We present a number of methodological recommendations concerning the online evaluation of avatars for text-to-sign translation, focusing on the structure, format and length of the questionnaire, as well as methods for eliciting and faithfully transcribing responses

Frozen Pretrained Transformers for Neural Sign Language Translation
Mathieu De Coster | Karel D’Oosterlinck | Marija Pizurica | Paloma Rabaey | Severine Verlinden | Mieke Van Herreweghe | Joni Dambre

One of the major challenges in sign language translation from a sign language to a spoken language is the lack of parallel corpora. Recent works have achieved promising results on the RWTH-PHOENIX-Weather 2014T dataset, which consists of over eight thousand parallel sentences between German sign language and German. However, from the perspective of neural machine translation, this is still a tiny dataset. To improve the performance of models trained on small datasets, transfer learning can be used. While this has been previously applied in sign language translation for feature extraction, to the best of our knowledge, pretrained language models have not yet been investigated. We use pretrained BERT-base and mBART-50 models to initialize our sign language video to spoken language text translation model. To mitigate overfitting, we apply the frozen pretrained transformer technique: we freeze the majority of parameters during training. Using a pretrained BERT model, we outperform a baseline trained from scratch by 1 to 2 BLEU-4. Our results show that pretrained language models can be used to improve sign language translation performance and that the self-attention patterns in BERT transfer in zero-shot to the encoder and decoder of sign language translation models.

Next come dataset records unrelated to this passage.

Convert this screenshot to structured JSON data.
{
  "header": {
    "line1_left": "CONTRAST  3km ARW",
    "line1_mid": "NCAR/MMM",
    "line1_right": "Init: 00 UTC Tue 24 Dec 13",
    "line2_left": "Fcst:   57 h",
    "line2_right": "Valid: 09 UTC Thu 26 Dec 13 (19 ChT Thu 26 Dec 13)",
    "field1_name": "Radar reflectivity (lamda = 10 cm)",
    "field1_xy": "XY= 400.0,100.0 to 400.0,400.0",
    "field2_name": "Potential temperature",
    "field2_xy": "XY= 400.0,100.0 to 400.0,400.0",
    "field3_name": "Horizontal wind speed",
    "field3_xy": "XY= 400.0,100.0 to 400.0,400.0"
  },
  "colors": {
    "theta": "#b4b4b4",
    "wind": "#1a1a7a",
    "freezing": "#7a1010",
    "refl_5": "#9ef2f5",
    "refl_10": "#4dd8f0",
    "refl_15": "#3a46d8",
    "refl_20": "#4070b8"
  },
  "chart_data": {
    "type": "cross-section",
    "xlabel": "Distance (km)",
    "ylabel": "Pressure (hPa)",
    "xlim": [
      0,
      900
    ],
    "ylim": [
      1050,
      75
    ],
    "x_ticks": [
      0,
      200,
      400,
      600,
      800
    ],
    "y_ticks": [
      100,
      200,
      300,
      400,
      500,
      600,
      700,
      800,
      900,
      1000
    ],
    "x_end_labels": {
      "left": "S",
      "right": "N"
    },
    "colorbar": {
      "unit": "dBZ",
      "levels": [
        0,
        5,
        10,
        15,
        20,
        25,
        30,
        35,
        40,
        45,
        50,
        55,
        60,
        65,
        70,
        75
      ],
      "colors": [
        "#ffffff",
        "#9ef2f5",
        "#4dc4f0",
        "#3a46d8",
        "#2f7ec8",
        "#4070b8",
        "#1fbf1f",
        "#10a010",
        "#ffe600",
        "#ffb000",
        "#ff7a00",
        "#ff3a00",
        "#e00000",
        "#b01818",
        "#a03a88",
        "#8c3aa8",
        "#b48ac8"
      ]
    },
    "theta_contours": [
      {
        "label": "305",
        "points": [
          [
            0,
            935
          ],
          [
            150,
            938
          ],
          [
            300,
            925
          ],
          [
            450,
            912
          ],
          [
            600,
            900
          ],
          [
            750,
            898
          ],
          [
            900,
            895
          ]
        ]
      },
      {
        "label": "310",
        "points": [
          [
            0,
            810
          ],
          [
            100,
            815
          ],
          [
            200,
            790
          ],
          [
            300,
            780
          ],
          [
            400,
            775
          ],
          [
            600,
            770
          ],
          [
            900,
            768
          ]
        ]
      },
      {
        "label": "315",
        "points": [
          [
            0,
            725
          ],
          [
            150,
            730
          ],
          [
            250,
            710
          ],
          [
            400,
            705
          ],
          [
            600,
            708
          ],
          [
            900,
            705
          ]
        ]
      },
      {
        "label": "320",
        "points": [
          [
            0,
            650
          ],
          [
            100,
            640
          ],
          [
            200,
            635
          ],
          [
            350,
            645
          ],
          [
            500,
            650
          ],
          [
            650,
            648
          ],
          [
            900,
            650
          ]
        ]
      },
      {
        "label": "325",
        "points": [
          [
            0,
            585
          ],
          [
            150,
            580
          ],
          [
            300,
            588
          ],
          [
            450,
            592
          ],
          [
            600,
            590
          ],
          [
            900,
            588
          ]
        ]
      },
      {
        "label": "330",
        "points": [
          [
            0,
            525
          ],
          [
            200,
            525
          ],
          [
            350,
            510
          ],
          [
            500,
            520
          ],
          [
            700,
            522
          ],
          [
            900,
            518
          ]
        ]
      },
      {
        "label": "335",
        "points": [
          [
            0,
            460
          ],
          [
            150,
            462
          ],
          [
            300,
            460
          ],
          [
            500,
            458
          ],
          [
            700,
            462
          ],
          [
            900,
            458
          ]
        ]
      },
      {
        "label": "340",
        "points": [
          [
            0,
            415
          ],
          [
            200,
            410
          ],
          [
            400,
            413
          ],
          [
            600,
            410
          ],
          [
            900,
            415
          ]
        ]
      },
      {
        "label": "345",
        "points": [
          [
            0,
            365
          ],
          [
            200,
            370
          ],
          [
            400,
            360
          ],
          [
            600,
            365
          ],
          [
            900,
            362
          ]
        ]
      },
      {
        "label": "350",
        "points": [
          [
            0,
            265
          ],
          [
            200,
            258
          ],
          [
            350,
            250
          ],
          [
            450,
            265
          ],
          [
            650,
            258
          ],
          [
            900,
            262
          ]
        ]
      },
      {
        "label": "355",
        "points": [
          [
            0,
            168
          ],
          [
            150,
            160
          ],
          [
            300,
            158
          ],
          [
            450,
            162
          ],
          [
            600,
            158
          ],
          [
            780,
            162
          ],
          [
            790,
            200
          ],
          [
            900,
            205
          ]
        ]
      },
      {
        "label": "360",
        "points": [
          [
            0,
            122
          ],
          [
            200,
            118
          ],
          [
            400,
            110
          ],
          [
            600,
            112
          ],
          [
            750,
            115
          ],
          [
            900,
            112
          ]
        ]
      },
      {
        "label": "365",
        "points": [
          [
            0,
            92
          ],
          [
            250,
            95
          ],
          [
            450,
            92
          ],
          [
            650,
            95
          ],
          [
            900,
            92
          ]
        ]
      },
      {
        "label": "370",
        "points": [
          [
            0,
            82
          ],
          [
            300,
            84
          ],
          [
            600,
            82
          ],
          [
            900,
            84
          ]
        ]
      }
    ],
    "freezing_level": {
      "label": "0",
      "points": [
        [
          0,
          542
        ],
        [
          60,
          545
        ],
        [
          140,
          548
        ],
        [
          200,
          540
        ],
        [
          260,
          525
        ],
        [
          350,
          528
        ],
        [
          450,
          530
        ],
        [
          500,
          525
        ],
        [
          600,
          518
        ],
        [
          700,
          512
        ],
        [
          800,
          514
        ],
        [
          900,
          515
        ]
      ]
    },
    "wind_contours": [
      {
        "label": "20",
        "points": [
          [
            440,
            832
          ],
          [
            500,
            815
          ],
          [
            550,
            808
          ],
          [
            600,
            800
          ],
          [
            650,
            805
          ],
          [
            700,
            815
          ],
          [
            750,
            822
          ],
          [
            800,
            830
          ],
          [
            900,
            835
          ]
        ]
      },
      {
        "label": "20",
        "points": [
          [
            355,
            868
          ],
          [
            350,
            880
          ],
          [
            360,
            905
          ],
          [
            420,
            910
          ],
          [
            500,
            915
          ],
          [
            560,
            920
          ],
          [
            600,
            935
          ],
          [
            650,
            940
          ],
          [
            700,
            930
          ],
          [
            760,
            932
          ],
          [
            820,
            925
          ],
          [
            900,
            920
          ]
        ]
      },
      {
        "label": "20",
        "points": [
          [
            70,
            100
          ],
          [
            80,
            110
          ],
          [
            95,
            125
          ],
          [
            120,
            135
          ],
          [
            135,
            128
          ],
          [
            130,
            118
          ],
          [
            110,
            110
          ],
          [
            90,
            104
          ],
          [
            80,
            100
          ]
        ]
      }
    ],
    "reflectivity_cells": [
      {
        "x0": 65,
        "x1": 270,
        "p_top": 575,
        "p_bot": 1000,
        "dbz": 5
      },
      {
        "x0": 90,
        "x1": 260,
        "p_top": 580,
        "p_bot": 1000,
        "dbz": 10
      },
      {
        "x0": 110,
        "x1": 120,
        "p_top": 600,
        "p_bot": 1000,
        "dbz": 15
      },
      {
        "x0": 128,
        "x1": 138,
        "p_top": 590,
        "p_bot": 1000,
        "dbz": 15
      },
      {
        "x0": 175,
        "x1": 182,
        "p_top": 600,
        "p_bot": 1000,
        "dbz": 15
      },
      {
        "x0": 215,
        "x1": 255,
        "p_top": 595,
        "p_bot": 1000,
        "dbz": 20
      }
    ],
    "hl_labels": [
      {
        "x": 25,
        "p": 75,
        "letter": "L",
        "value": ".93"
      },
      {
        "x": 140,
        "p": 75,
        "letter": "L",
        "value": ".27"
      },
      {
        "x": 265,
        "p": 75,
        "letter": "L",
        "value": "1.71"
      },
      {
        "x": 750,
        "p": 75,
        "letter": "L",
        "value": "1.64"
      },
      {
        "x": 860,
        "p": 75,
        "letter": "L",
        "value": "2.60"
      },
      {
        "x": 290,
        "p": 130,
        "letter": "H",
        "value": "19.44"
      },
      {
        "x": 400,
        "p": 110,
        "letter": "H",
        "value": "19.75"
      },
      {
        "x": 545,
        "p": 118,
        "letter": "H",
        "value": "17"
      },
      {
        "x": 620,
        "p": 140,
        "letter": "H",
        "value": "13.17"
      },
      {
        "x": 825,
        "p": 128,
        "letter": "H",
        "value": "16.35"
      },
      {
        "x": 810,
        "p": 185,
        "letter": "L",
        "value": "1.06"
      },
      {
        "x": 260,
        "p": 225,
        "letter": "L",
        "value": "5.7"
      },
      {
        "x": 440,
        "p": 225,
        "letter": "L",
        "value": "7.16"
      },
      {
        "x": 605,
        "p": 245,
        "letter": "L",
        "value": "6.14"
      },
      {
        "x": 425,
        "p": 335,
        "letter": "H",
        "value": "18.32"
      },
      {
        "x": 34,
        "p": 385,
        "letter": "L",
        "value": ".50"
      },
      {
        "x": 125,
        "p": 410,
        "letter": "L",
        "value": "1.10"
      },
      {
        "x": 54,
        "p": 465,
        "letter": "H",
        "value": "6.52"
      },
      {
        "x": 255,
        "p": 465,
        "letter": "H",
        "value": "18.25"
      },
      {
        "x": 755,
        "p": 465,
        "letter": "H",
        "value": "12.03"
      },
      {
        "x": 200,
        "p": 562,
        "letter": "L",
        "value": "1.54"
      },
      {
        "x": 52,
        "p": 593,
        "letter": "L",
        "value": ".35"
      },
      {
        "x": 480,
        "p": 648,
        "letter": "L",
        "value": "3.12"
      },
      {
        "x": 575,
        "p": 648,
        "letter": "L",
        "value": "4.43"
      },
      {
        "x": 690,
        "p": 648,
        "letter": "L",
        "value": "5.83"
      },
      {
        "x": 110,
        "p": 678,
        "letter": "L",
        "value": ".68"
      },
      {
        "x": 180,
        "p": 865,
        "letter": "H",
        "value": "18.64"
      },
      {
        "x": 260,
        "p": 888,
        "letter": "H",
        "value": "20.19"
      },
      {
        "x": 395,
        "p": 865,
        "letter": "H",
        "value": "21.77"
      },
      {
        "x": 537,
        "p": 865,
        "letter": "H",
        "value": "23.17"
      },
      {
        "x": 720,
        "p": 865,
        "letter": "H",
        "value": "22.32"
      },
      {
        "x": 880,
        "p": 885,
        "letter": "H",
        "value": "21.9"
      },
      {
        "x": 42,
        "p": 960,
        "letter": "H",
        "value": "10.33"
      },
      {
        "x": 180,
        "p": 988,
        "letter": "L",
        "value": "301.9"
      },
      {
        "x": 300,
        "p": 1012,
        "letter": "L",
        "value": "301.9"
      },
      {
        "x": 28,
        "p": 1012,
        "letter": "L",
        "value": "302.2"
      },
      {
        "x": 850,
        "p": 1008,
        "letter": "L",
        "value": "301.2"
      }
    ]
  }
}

Defining meaningful units. Challenges in sign segmentation and segment-meaning mapping (short paper)
Mirella De Sisto | Dimitar Shterionov | Irene Murtagh | Myriam Vermeerbergen | Lorraine Leeson

This paper addresses the tasks of sign segmentation and segment-meaning mapping in the context of sign language (SL) recognition. It aims to give an overview of the linguistic properties of SL, such as coarticulation and simultaneity, which make these tasks complex. A better understanding of SL structure is the necessary ground for the design and development of SL recognition and segmentation methodologies, which are fundamental for machine translation of these languages. Based on this preliminary exploration, a proposal for mapping segments to meaning in the form of an agglomerate of lexical and non-lexical information is introduced.